In base a quanto sopra, la cessazione del rapporto di lavoro può derivare quale conseguenza ex lege della delibera di esclusione oppure da un provvedimento di licenziamento, ma solo in questo secondo caso si applicheranno le tutele previste per il licenziamento. Tali conseguenze consistono, secondo la Cassazione, nel solo risarcimento in caso di esclusione derivante da delibera non impugnata, nella tutela reale o obbligatoria – a seconda dei casi – nell'ipotesi di licenziamento in assenza di delibera di esclusione. La Suprema Corte ha anche avuto modo di escludere che siffatto orientamento possa esporre il socio-lavoratore all'arbitrarietà del datore di lavoro (che potrebbe determinare l'applicazione di una tutela diversa a seconda che intimi o meno il licenziamento a seguito della delibera di esclusione) in quanto il provvedimento che fa cessare il rapporto associativo è comunque impugnabile e sottoposto a sindacato di legittimità da parte del giudice.

Contratto aziendale e clausola di ultrattività

Cass. Sez. Lav., 17 novembre 2022, n. 33982

Pres. Tria; Rel. Ponterio; P.M. Visonà; Ric. F.; Controric. C.A.S.C.

Contratto aziendale – Clausola di ultrattività – Disapplicazione nelle more del rinnovo – Condotta antisindacale – Sussistenza – Legittimazione attiva del sindacato – Sussistenza

È antisindacale la condotta datoriale di violazione della clausola di ultra-vigenza di un contratto collettivo, specie se posta in essere nel periodo di rinnovo dello stesso, perché lesiva dell'autorevolezza del sindacato nel tutelare le condizioni economiche dei lavoratori, senza che la portata della violazione sia elisa dalla mera partecipazione dell'organizzazione sindacale alle trattative per la stipula del nuovo contratto.

NOTA

La Corte di Appello di Ancona, confermando la sentenza resa all'esito del primo grado di giudizio, giudicava non anti-sindacale la disapplicazione del contratto collettivo aziendale operata dall'azienda in ragione dell'intervenuta disdetta, nonostante le parti avessero previsto una clausola di ultra-attività dell'accordo nelle more del rinnovo contrattuale.

Secondo la Corte distrettuale la condotta datoriale non aveva, di fatto, leso gli interessi delle organizzazioni sindacali avendo quest'ultime preso parte attivamente alle trattative per la sottoscrizione del nuovo contratto aziendale, peraltro approvato a larga maggioranza dai lavoratori in ragione del referendum indetto.

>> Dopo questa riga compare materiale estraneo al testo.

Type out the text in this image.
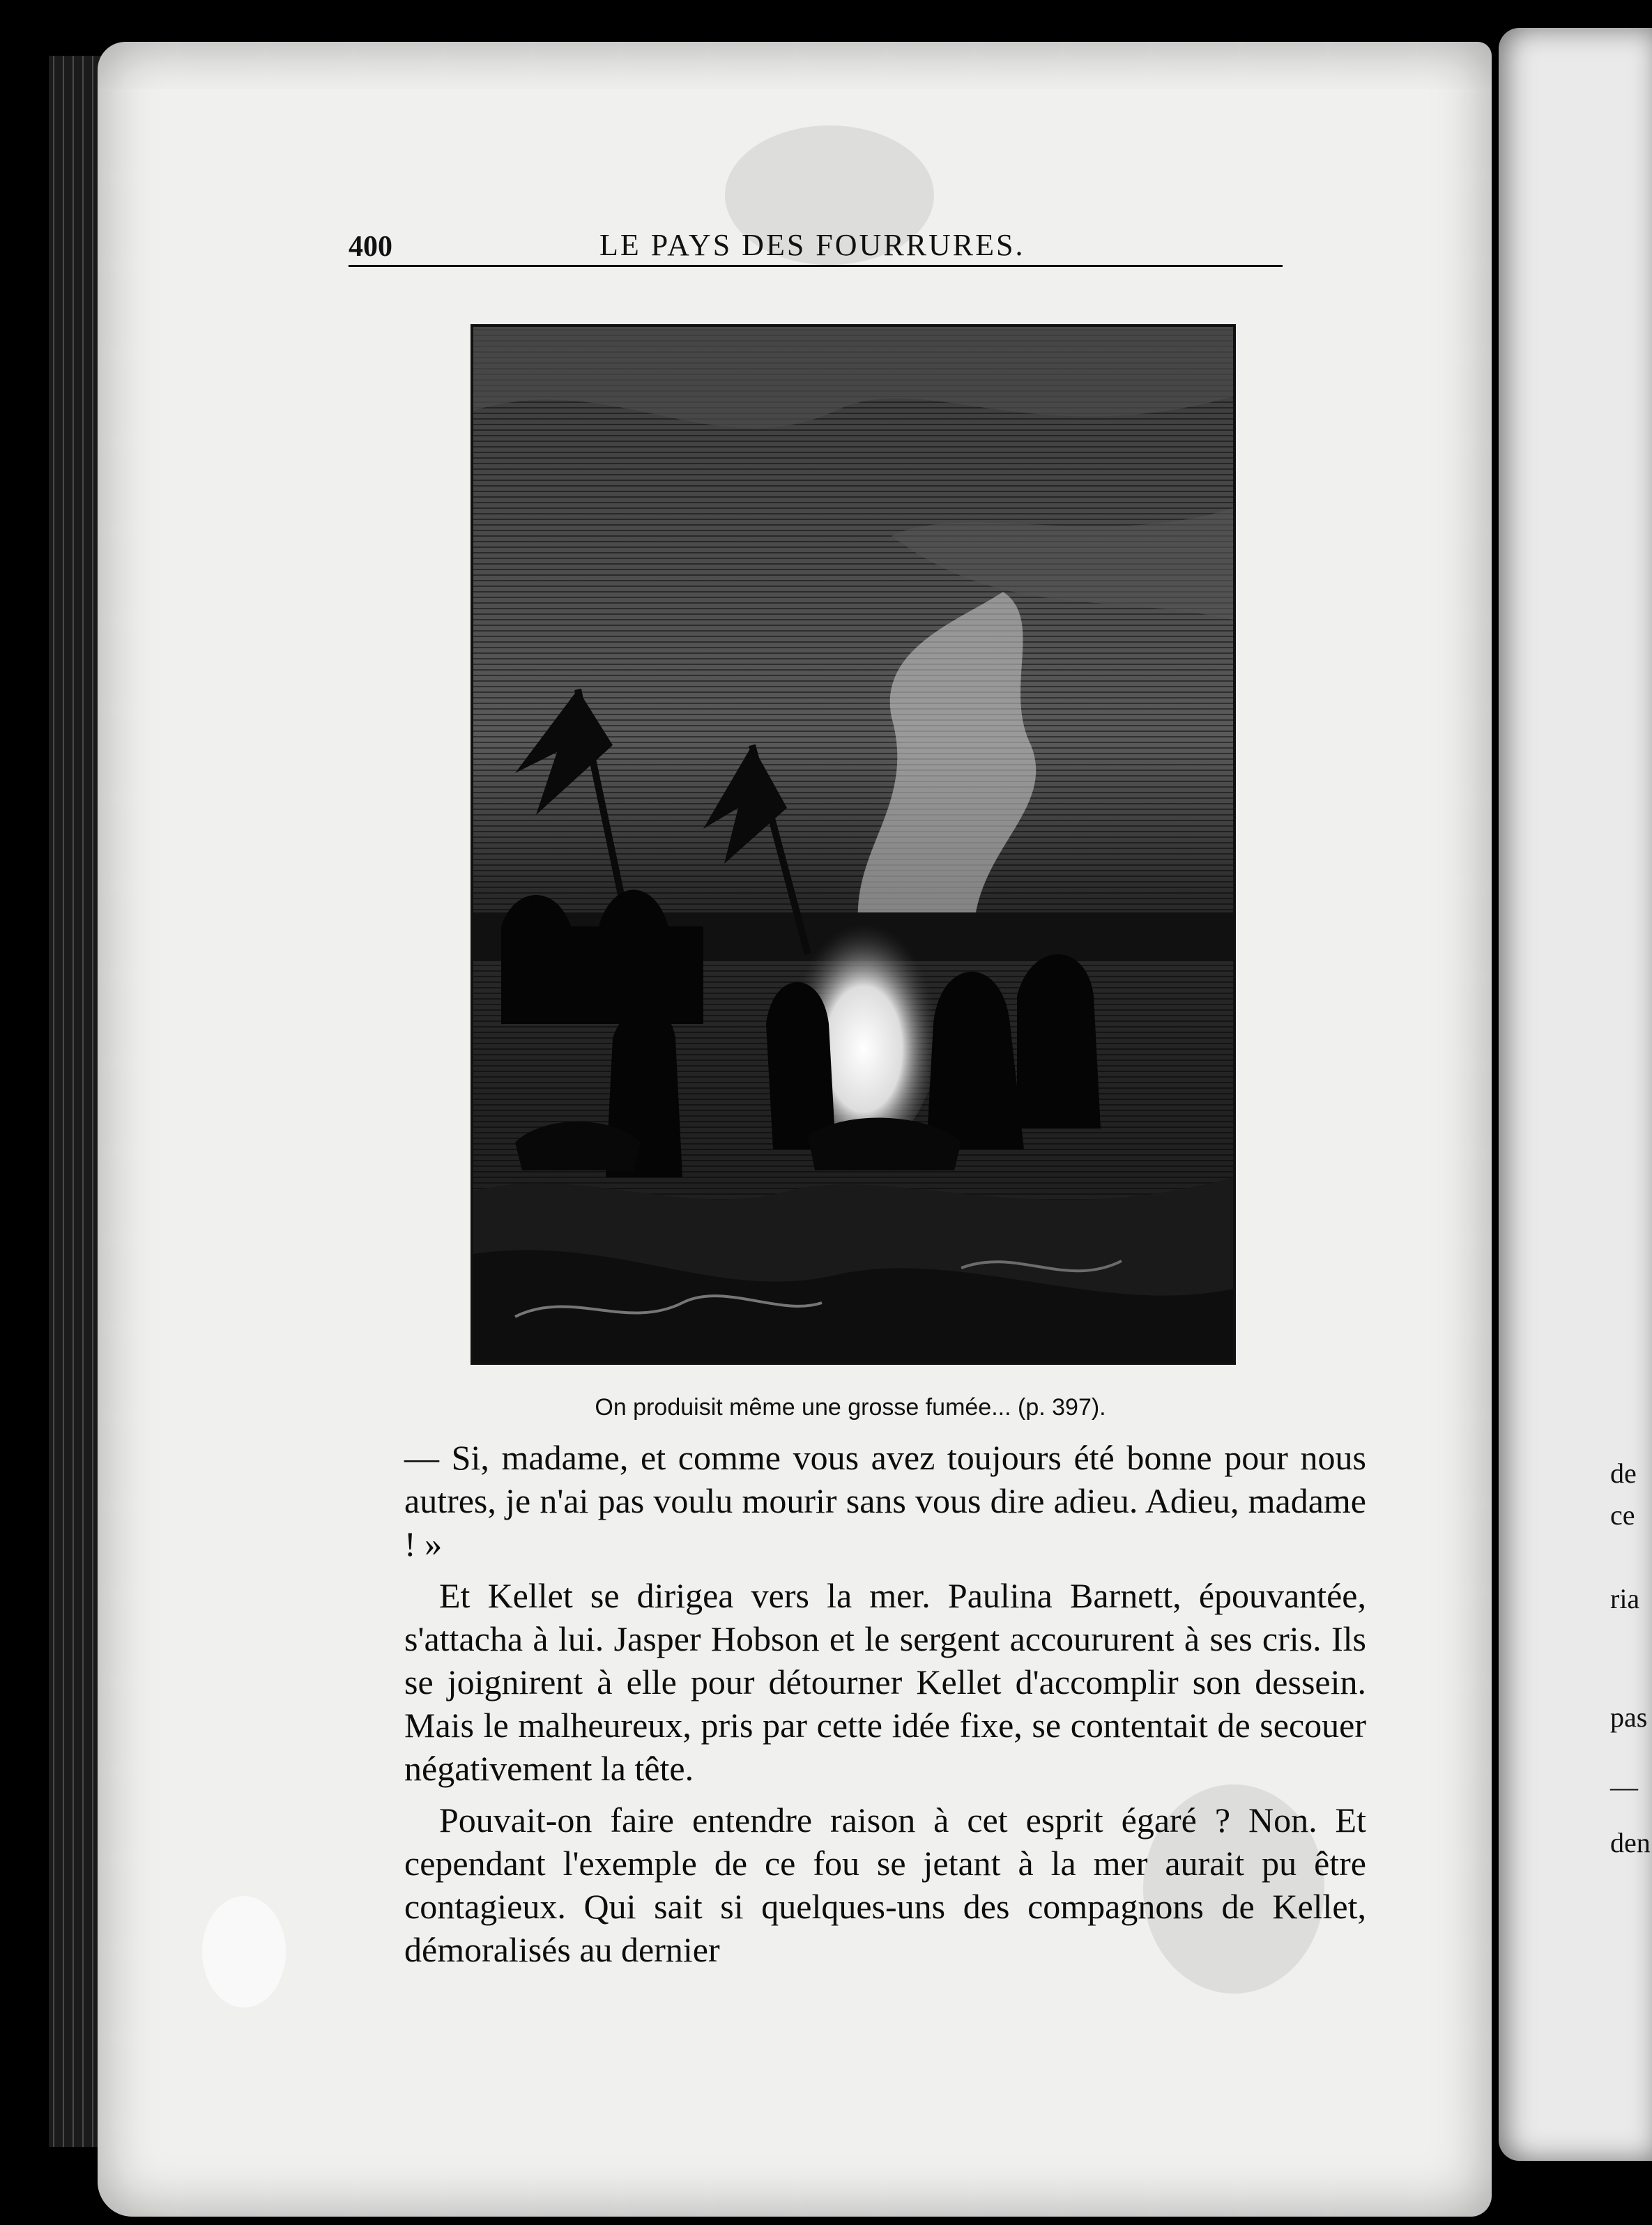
de
ce
ria
pas
—
den
400	LE PAYS DES FOURRURES.
On produisit même une grosse fumée... (p. 397).

— Si, madame, et comme vous avez toujours été bonne pour nous autres, je n'ai pas voulu mourir sans vous dire adieu. Adieu, madame ! »

Et Kellet se dirigea vers la mer. Paulina Barnett, épouvantée, s'attacha à lui. Jasper Hobson et le sergent accoururent à ses cris. Ils se joignirent à elle pour détourner Kellet d'accomplir son dessein. Mais le malheureux, pris par cette idée fixe, se contentait de secouer négativement la tête.

Pouvait-on faire entendre raison à cet esprit égaré ? Non. Et cependant l'exemple de ce fou se jetant à la mer aurait pu être contagieux. Qui sait si quelques-uns des compagnons de Kellet, démoralisés au dernier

Contro la pronuncia del giudice di seconde cure ha promosso ricorso in cassazione l'organizzazione sindacale lamentando, tra le altre cose, l'erroneità della sentenza nella parte in cui aveva escluso la natura anti-sindacale della condotta sulla base della mera partecipazione delle parti sociali alle trattative per il rinnovo del regolamento negoziale.

Tuttavia, nell'accogliere le censure avanzate da parte ricorrente, la Suprema Corte di Cassazione ha evidenziato come: «è antisindacale la condotta datoriale di violazione della clausola di ultra-vigenza di un contratto collettivo, specie se posta in essere nel periodo di rinnovo dello stesso, perché lesiva dell'autorevolezza del sindacato nel tutelare le condizioni economiche dei lavoratori, senza che la portata della violazione sia elisa dalla mera partecipazione dell'organizzazione sindacale alle trattative per la stipula del nuovo contratto».